Die größte Aktion fand jedoch ganz im Norden der Republik in Schleswig Holstein und Hamburg statt. Auf der 120 Kilometer langen Strecke zwischen dem AKW Brunsbüttel und Vattenfalls Pannenmeiler Krümmel, der von der Mündung des Nord-Ostsee-Kanals elbaufwärts nach und durch Hamburg führte, versammelten sich nach Angaben der Veranstalter über 120.000 Atomkraftgegner zu einer Menschenkette. Auf verschiedenen Kundgebung entlang der Route sprachen auch führende Oppositionspolitiker, wie der SPD-Vorsitzende und Ex-Bundesumweltminister Sigmar Gabriel, der designierte Ko-Vorsitzende der Linkspartei, Klaus Ernst, und der Grüne Ko-Chef Cem Özdemir. Nicht allen Aktivisten hat das geschmeckt. Die Bäuerliche Notgemeinschaft aus dem niedersächsischen Wendland, die dort seit rund 30 Jahren gegen Zwischenlager, Atommülltransporte und geplantes Endlager im Gorlebener Salzstock kämpft, hatte sich aus grundsätzlichen Erwägungen gegen die Beteiligung von Parteien ausgesprochen. Beteiligt haben sich die Bauern und andere Wendländer dennoch.

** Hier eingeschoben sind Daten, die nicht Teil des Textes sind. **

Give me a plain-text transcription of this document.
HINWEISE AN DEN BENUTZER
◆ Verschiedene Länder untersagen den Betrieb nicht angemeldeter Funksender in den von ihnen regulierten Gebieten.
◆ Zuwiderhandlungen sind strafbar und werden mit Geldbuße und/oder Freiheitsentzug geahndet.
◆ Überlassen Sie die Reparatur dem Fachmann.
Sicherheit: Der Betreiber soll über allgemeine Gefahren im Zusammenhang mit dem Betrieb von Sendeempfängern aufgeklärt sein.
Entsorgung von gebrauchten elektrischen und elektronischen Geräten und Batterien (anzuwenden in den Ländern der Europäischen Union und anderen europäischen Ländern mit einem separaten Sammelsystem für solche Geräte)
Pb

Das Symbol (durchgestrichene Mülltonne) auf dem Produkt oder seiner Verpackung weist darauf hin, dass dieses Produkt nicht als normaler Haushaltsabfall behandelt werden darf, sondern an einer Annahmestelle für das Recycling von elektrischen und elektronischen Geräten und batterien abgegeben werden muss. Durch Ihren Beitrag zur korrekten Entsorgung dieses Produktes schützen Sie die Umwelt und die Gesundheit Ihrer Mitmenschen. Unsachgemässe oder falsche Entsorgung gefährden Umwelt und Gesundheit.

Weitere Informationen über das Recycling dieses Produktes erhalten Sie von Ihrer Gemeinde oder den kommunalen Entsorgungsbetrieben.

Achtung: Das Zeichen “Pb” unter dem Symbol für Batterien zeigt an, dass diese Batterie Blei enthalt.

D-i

Bereits Mitte der Woche hatte sich ein Treck auf dem weg nach Krümmel gemacht.

Der Aufruferkreis war ähnlich breit wie in Hessen. Besonders bemerkenswert hier: Auch verschiedene Landesverbände der Dienstleistungsgewerkschaft ver.di haben sich am Protest beteiligt. Noch vor wenigen Jahren wäre das undenkbar gewesen, weil ver.dis energiepolitische Positionen von den Beschäftigten der großen Stromkonzerne dominiert wurden. Doch inzwischen hat sich offenbar auch in den oberen Etagen der Gewerkschaften die Erkenntnis durchgesetzt, dass die Zukunft den erneuerbaren Energieträgern gehört, die heute schon rund 300.000 Arbeitsplätze sichern.

"Das Engagement der vielen Hundert ehrenamtlichen Helferinnen und Helfer und der Zuspruch von engagierten Menschen aus allen Teilen der Bundesrepublik und quer durch alle gesellschaftlichen Milieus waren enorm. Am heutigen Tag der Erneuerbaren Energien und zwei Tage bevor sich die Atom-Katastrophe von Tschernobyl jährt, haben über 120.000 Menschen der Bundesregierung signalisiert: Sie muss ihren Pro-Atom-Kurs korrigieren. Es ist höchste Zeit für die Stilllegung der Atomkraftwerke", sagte der BUND-Atomexperte Thorben Becker, einer der Sprecher der Menschenkette.

Jochen Stay von der Anti-Atom-Organisation "ausgestrahlt" und einer der Sprecher des Trägerkreises: "Wir lassen jetzt nicht mehr locker. Wenn die Bundesregierung an ihrem Atom-Kurs festhält, wird die neue Protest-Bewegung weiter zulegen. Wir mischen uns damit aktiv in die Debatte um ein neues Energiekonzept ein und werden den Druck gegen die rückwärtsgewandte Energiepolitik erhöhen. Für die nächsten Monate erwarten wir viele weitere Aktionen im ganzen Bundesgebiet. Eine weitere bundesweite Großaktion am 2. Oktober ist bereits in Planung. Und auch beim Castor-Transport nach Gorleben im November rechnen wir mit weiter wachsenden Protesten."